Yan X, Hollis T, Svinth M, Day P, Monzingo A F, Milne G W, Robertus J D
Department of Chemistry and Biochemistry, University of Texas, Austin 78712, USA.
J Mol Biol. 1997 Mar 14;266(5):1043-9. doi: 10.1006/jmbi.1996.0865.
Ricin is a potent cytotoxin which has been used widely in the construction of therapeutic agents such as immunotoxins. Recently it has been used by governments and underground groups as a poison. There is interest in identifying and designing effective inhibitors of the ricin A chain (RTA). In this study computer-assisted searches indicated that pterins might bind in the RTA active site which normally recognizes a specific adenine base on rRNA. Kinetic assays showed that pteroic acid could inhibit RTA activity with an apparent Ki of 0.6 mM. A 2.3 A crystal structure of the complex revealed the mode of binding. The pterin ring displaces Tyr80 and binds in the adenine pocket making specific hydrogen bonds to active site residues. The benzoate moiety of pteroic acid binds on the opposite side of Tyr80 making van der Waals contact with the Tyr ring and forming a hydrogen bond with Asn78. Neopterin, a propane triol derivative of pterin, also binds to RTA as revealed by the X-ray structure of its complex with RTA. Neither pterin-6-carboxylic acid nor folic acid bind to the crystal or act as inhibitors. The models observed suggest alterations to the pterin moiety which may produce more potent and specific RTA inhibitors.

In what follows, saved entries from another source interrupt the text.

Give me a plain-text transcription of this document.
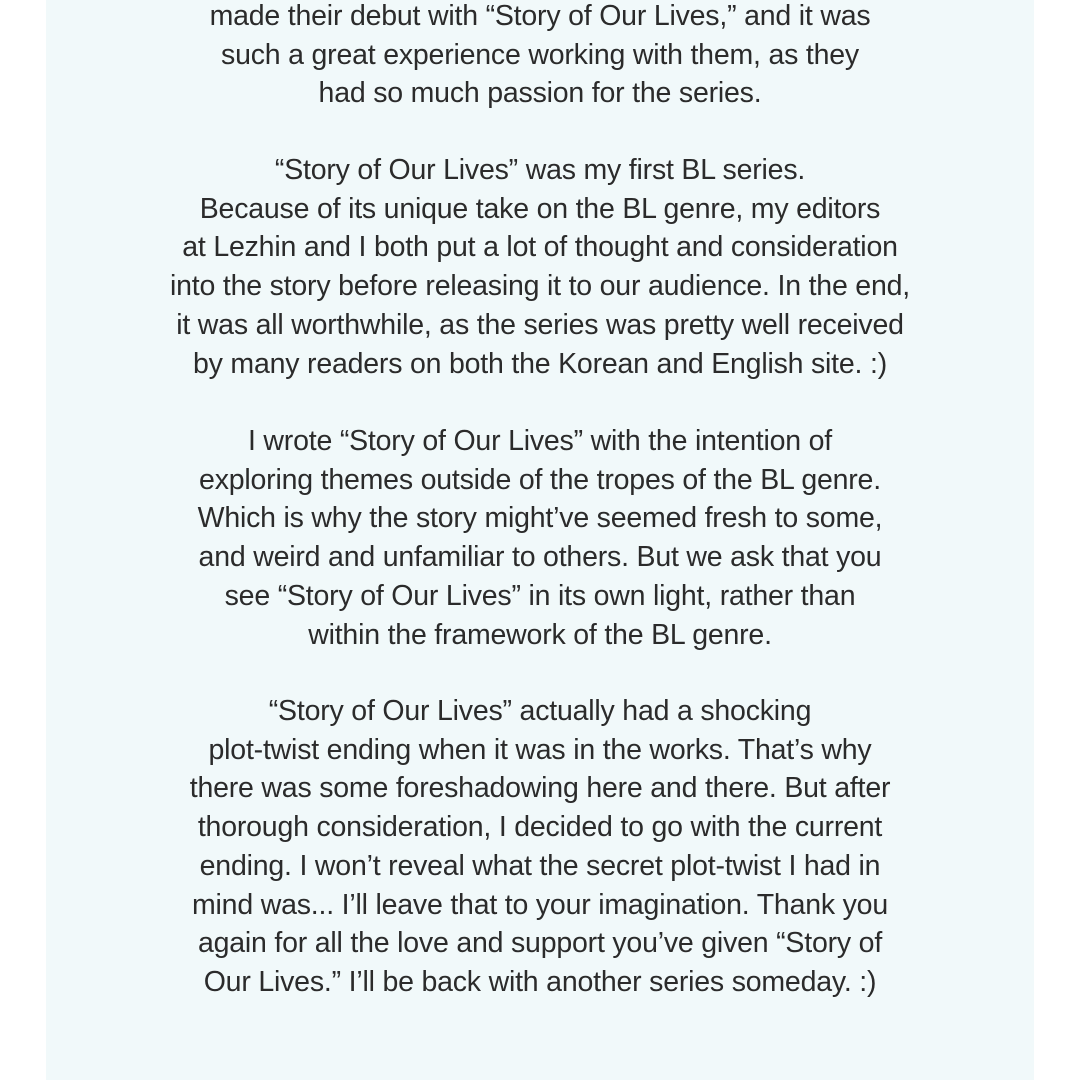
made their debut with “Story of Our Lives,” and it was
such a great experience working with them, as they
had so much passion for the series.
“Story of Our Lives” was my first BL series.
Because of its unique take on the BL genre, my editors
at Lezhin and I both put a lot of thought and consideration
into the story before releasing it to our audience. In the end,
it was all worthwhile, as the series was pretty well received
by many readers on both the Korean and English site. :)
I wrote “Story of Our Lives” with the intention of
exploring themes outside of the tropes of the BL genre.
Which is why the story might’ve seemed fresh to some,
and weird and unfamiliar to others. But we ask that you
see “Story of Our Lives” in its own light, rather than
within the framework of the BL genre.
“Story of Our Lives” actually had a shocking
plot-twist ending when it was in the works. That’s why
there was some foreshadowing here and there. But after
thorough consideration, I decided to go with the current
ending. I won’t reveal what the secret plot-twist I had in
mind was... I’ll leave that to your imagination. Thank you
again for all the love and support you’ve given “Story of
Our Lives.” I’ll be back with another series someday. :)
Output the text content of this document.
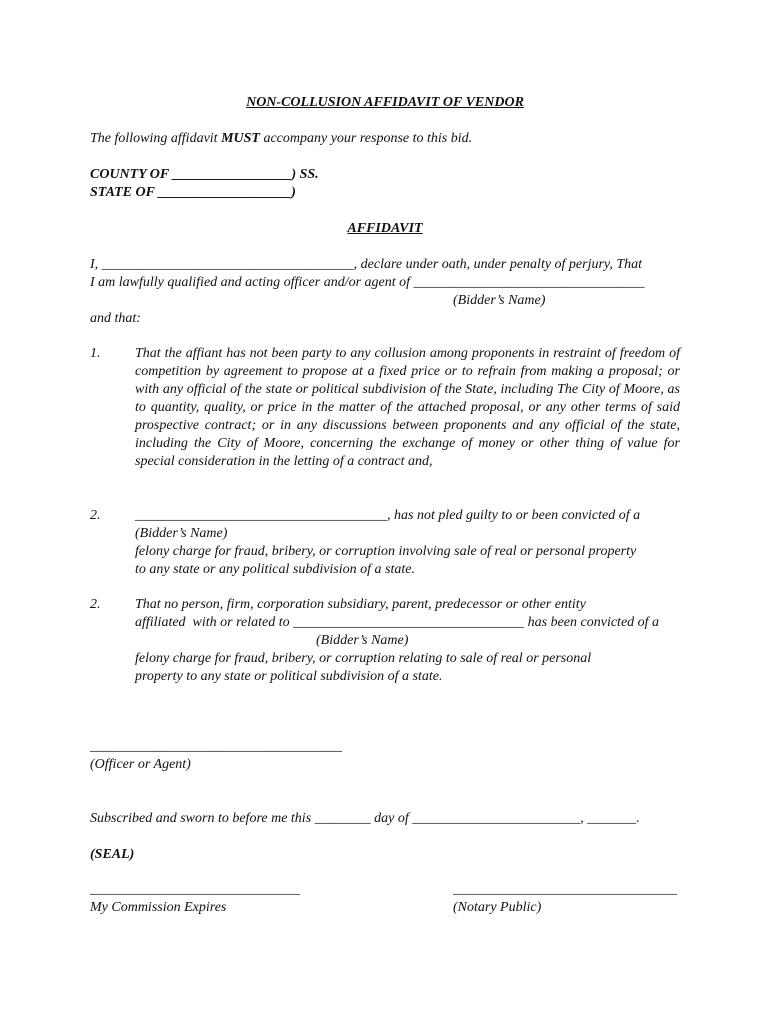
NON-COLLUSION AFFIDAVIT OF VENDOR
The following affidavit MUST accompany your response to this bid.
COUNTY OF _________________) SS.
STATE OF ___________________)
AFFIDAVIT
I, ____________________________________, declare under oath, under penalty of perjury, That
I am lawfully qualified and acting officer and/or agent of _________________________________
(Bidder’s Name)
and that:
1. That the affiant has not been party to any collusion among proponents in restraint of freedom of competition by agreement to propose at a fixed price or to refrain from making a proposal; or with any official of the state or political subdivision of the State, including The City of Moore, as to quantity, quality, or price in the matter of the attached proposal, or any other terms of said prospective contract; or in any discussions between proponents and any official of the state, including the City of Moore, concerning the exchange of money or other thing of value for special consideration in the letting of a contract and,
2. ____________________________________, has not pled guilty to or been convicted of a
(Bidder’s Name)
felony charge for fraud, bribery, or corruption involving sale of real or personal property
to any state or any political subdivision of a state.
2. That no person, firm, corporation subsidiary, parent, predecessor or other entity
affiliated  with or related to _________________________________ has been convicted of a
(Bidder’s Name)
felony charge for fraud, bribery, or corruption relating to sale of real or personal
property to any state or political subdivision of a state.
____________________________________
(Officer or Agent)
Subscribed and sworn to before me this ________ day of ________________________, _______.
(SEAL)
______________________________
My Commission Expires
________________________________
(Notary Public)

蓖麻毒素是一种强效细胞毒素,已广泛应用于免疫毒素等治疗药物的构建。最近,它被政府和地下组织用作毒药。人们对鉴定和设计有效的蓖麻毒素A链(RTA)抑制剂很感兴趣。在这项研究中,计算机辅助搜索表明蝶呤可能结合在RTA的活性位点,该位点通常识别rRNA上的特定腺嘌呤碱基。动力学分析表明,蝶酸可以抑制RTA活性,表观抑制常数(Ki)为0.6 mM。复合物的2.3埃晶体结构揭示了其结合模式。蝶呤环取代了Tyr80,并结合在腺嘌呤口袋中,与活性位点残基形成特定的氢键。蝶酸的苯甲酸部分结合在Tyr80的另一侧,与Tyr环形成范德华接触,并与Asn78形成氢键。新蝶呤是蝶呤的丙烷三醇衍生物,其与RTA复合物的X射线结构显示它也能与RTA结合。蝶呤-6-羧酸和叶酸既不与晶体结合,也不具有抑制作用。观察到的模型表明,对蝶呤部分进行修饰可能会产生更有效、更特异的RTA抑制剂。